Inside the Semantic JSON Codec: How smoltext Reads Structure
A technical look at why treating JSON as structure rather than bytes unlocks compression that general algorithms cannot reach.
Bytes Versus Structure
A general compressor treats input as a stream of bytes and looks for repeated byte sequences. JSON, though, has a known grammar. The smoltext semantic JSON codec parses that grammar and encodes structure and data along separate paths — which is where its edge comes from.
Separating Shape from Value
Consider two events with identical shape but different values. A byte-level compressor sees them as mostly different. The semantic codec sees the same skeleton — same keys, same nesting, same value types — and encodes that skeleton once, cheaply, leaving only the differing values to carry information.
Key Tokenization
JSON keys are the most repetitive part of structured data. The codec maps frequent keys to short codes from a trained codebook. A key like "created_at": that appears on every record collapses to a one- or two-byte token. Because the codebook is shared and server-side, this costs nothing per message.
Value Typing
The codec types values rather than storing them as ASCII:
- Integers become varints, so
1718553600drops from ten bytes to four. - Booleans become single bits.
- Known enumerated strings (status codes, finish reasons) become codebook references.

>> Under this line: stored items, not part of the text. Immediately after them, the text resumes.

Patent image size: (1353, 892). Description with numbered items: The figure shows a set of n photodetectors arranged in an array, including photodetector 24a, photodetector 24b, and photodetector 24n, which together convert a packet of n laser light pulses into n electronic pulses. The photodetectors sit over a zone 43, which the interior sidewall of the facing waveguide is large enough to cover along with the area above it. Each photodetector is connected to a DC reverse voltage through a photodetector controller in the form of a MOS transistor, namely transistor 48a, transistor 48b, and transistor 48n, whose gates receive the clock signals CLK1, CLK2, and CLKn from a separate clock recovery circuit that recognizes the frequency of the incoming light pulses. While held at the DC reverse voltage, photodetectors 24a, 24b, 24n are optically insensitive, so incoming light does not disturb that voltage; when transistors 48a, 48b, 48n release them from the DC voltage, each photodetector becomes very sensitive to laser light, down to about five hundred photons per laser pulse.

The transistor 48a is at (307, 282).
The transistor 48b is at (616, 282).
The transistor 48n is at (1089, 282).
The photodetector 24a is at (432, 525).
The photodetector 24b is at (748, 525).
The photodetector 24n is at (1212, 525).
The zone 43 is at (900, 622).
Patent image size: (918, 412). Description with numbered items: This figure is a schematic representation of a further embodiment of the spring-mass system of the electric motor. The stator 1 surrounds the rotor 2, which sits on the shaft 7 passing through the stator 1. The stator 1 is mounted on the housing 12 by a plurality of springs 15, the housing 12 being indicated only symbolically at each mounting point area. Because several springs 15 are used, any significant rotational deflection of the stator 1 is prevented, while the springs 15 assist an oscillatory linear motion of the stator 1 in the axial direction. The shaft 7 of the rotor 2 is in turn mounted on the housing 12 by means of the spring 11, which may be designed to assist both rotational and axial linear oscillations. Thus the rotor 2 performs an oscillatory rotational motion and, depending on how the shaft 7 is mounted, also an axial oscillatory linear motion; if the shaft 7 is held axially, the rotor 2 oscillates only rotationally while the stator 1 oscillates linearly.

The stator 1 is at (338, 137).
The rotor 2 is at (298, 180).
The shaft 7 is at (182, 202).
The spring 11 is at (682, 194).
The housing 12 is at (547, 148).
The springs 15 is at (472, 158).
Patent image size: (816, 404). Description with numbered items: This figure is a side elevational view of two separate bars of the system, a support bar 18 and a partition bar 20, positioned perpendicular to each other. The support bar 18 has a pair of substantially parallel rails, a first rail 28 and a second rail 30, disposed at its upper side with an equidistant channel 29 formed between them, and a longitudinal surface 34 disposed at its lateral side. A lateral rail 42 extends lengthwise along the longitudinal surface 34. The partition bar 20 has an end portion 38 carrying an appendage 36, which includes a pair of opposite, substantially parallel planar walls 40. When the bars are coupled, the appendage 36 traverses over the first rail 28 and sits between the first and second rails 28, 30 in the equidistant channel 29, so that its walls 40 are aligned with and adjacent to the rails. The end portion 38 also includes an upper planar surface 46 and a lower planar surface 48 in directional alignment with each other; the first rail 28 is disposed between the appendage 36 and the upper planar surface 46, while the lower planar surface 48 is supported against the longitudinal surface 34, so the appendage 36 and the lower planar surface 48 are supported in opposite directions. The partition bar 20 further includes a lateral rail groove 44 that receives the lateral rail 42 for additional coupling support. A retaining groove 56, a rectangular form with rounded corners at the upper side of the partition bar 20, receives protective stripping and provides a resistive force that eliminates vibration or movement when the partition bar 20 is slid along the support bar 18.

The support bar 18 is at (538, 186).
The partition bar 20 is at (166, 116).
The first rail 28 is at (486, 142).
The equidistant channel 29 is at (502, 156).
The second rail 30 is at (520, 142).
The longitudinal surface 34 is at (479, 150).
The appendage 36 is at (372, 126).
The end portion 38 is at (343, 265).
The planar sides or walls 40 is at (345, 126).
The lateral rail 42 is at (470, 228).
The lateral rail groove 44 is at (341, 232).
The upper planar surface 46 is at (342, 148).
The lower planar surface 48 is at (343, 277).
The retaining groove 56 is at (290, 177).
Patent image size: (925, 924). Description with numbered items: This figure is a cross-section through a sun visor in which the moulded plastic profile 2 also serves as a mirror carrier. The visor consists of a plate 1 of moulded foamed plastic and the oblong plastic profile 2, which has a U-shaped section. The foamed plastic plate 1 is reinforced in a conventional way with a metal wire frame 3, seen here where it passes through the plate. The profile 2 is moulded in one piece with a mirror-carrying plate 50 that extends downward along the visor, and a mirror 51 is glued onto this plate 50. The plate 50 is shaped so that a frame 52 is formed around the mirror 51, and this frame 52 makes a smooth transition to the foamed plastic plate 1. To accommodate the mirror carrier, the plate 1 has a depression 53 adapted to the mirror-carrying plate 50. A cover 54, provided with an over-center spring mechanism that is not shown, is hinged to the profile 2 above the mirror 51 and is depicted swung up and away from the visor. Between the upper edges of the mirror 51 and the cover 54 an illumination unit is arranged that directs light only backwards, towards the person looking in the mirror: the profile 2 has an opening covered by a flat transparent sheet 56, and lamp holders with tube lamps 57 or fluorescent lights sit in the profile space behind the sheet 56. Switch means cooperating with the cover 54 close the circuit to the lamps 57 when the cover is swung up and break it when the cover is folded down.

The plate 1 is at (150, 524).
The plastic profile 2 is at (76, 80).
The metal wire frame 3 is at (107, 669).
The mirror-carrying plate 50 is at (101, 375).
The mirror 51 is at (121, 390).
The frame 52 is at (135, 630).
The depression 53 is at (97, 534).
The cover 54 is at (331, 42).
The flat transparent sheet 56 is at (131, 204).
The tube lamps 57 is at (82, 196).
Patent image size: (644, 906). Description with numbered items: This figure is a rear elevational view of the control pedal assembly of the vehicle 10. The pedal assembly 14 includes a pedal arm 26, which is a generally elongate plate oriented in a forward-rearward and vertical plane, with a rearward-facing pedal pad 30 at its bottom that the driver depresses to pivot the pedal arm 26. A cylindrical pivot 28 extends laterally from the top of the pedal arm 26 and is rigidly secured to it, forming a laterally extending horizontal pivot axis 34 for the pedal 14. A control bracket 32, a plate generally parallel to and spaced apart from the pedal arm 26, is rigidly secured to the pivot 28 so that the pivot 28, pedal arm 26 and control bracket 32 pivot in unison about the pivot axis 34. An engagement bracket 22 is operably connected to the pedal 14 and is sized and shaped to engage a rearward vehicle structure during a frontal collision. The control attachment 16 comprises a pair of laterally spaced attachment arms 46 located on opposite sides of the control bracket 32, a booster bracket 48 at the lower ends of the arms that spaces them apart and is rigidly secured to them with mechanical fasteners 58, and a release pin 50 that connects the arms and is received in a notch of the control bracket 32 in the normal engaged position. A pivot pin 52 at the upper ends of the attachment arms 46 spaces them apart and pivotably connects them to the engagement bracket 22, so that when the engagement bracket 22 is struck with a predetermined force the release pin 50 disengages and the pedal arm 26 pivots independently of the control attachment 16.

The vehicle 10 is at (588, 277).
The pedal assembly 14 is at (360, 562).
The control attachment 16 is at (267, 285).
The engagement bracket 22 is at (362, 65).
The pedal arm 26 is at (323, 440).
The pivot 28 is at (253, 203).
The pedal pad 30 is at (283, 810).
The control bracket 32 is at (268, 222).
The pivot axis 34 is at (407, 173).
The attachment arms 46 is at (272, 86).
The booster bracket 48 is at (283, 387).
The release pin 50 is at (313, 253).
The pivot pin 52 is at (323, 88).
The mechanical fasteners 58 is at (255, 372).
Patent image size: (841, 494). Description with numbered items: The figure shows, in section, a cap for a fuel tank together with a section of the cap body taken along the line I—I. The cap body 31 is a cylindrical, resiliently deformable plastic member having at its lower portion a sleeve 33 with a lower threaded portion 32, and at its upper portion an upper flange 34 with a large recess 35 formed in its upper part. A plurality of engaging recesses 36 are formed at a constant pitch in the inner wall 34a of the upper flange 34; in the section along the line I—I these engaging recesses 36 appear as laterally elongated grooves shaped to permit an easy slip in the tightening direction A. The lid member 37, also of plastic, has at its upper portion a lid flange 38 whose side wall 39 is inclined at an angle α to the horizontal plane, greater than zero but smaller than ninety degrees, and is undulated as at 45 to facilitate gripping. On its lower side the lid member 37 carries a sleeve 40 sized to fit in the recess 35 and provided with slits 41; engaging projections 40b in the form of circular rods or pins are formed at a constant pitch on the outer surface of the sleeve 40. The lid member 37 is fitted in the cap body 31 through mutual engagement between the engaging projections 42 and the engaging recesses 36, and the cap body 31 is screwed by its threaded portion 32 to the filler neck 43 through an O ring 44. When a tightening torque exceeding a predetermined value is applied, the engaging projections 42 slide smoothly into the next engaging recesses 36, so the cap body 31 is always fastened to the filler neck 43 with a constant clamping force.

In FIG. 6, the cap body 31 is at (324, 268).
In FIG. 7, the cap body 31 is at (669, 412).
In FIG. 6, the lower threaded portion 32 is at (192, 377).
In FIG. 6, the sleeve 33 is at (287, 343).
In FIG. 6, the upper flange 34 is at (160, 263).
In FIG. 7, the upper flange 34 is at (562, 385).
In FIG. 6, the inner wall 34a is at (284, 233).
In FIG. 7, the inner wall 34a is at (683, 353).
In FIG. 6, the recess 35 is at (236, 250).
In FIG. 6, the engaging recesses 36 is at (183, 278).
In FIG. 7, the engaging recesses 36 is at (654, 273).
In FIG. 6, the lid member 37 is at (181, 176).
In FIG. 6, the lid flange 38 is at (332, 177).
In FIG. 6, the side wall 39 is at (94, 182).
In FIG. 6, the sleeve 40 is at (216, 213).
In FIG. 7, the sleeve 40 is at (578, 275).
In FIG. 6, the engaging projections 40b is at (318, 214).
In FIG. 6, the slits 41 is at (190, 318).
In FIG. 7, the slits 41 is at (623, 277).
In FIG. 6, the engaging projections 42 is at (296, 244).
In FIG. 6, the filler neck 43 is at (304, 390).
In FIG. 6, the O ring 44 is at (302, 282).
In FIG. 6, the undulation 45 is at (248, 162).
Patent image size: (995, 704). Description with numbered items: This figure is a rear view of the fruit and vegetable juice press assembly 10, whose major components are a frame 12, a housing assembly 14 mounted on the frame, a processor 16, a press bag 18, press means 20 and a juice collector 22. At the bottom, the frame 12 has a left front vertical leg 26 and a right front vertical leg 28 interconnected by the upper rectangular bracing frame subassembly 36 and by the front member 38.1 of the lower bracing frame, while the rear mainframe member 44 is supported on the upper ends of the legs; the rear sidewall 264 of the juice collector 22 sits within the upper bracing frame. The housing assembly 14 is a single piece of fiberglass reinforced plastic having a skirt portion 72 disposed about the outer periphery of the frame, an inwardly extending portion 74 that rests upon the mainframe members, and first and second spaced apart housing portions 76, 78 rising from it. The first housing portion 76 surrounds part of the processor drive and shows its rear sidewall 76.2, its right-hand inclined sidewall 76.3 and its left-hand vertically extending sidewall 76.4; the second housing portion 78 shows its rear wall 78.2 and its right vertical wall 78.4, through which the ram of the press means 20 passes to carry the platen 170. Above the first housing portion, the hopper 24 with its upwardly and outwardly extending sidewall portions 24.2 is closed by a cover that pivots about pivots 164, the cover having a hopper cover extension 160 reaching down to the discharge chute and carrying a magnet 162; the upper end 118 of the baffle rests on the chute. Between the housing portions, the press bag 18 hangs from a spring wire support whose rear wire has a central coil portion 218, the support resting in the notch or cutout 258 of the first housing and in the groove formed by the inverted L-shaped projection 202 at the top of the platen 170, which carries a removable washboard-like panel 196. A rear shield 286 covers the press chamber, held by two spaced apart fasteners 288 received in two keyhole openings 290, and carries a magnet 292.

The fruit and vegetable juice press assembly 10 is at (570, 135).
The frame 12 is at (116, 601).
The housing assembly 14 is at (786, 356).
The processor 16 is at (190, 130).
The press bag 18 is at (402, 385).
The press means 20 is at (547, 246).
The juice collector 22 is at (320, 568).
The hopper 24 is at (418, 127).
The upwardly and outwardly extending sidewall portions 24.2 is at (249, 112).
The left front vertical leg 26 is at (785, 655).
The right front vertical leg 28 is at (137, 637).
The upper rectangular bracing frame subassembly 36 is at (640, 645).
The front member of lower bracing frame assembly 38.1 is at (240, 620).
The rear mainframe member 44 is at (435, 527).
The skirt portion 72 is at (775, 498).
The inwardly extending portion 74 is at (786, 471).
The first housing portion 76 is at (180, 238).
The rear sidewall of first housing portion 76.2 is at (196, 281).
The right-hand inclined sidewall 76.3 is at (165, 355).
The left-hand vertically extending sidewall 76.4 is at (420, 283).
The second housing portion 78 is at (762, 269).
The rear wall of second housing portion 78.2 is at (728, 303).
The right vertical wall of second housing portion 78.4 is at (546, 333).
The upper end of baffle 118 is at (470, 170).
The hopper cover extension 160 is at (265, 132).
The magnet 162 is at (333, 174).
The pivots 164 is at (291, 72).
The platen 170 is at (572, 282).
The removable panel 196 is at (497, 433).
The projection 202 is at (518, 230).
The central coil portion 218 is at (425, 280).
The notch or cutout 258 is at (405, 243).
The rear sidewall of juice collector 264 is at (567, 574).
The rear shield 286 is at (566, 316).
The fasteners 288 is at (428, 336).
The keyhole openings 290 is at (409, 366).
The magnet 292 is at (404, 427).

- Floats use a compact numeric encoding.
This typing is invisible to a byte-level compressor, which only sees digits and quotes.
Punctuation Elimination
Structural punctuation — braces, brackets, colons, commas, quotes — is pure overhead in serialized JSON. Because the codec reconstructs structure from the grammar, it does not need to store most punctuation literally. On small objects, punctuation can be a surprising fraction of the bytes.
Then the Entropy Layer
After structural encoding, dictionary deflate runs over what remains, referencing common substrings from the shared dictionary. The result of both layers is the compact output you retrieve from https://api.smoltext.sprapp.com/v1/compress.
The Limits
The codec assumes valid, parseable JSON. Send it malformed input and it falls back to treating the data as an opaque string, where savings are smaller. It also gains the most when records share schema; wildly heterogeneous JSON benefits less from the codebook.
Lossless Guarantee
Every transformation is reversible. Varint encoding, key tokenization, and punctuation reconstruction all decode to the exact original bytes. smoltext never approximates your data.
Why This Matters for Small Payloads
On large data, byte-level modeling eventually finds all the redundancy a semantic codec would. On small data it cannot — there is not enough volume. Structure awareness lets smoltext extract savings from a 60-byte object that a general compressor would simply expand. That is the whole reason the semantic codec exists.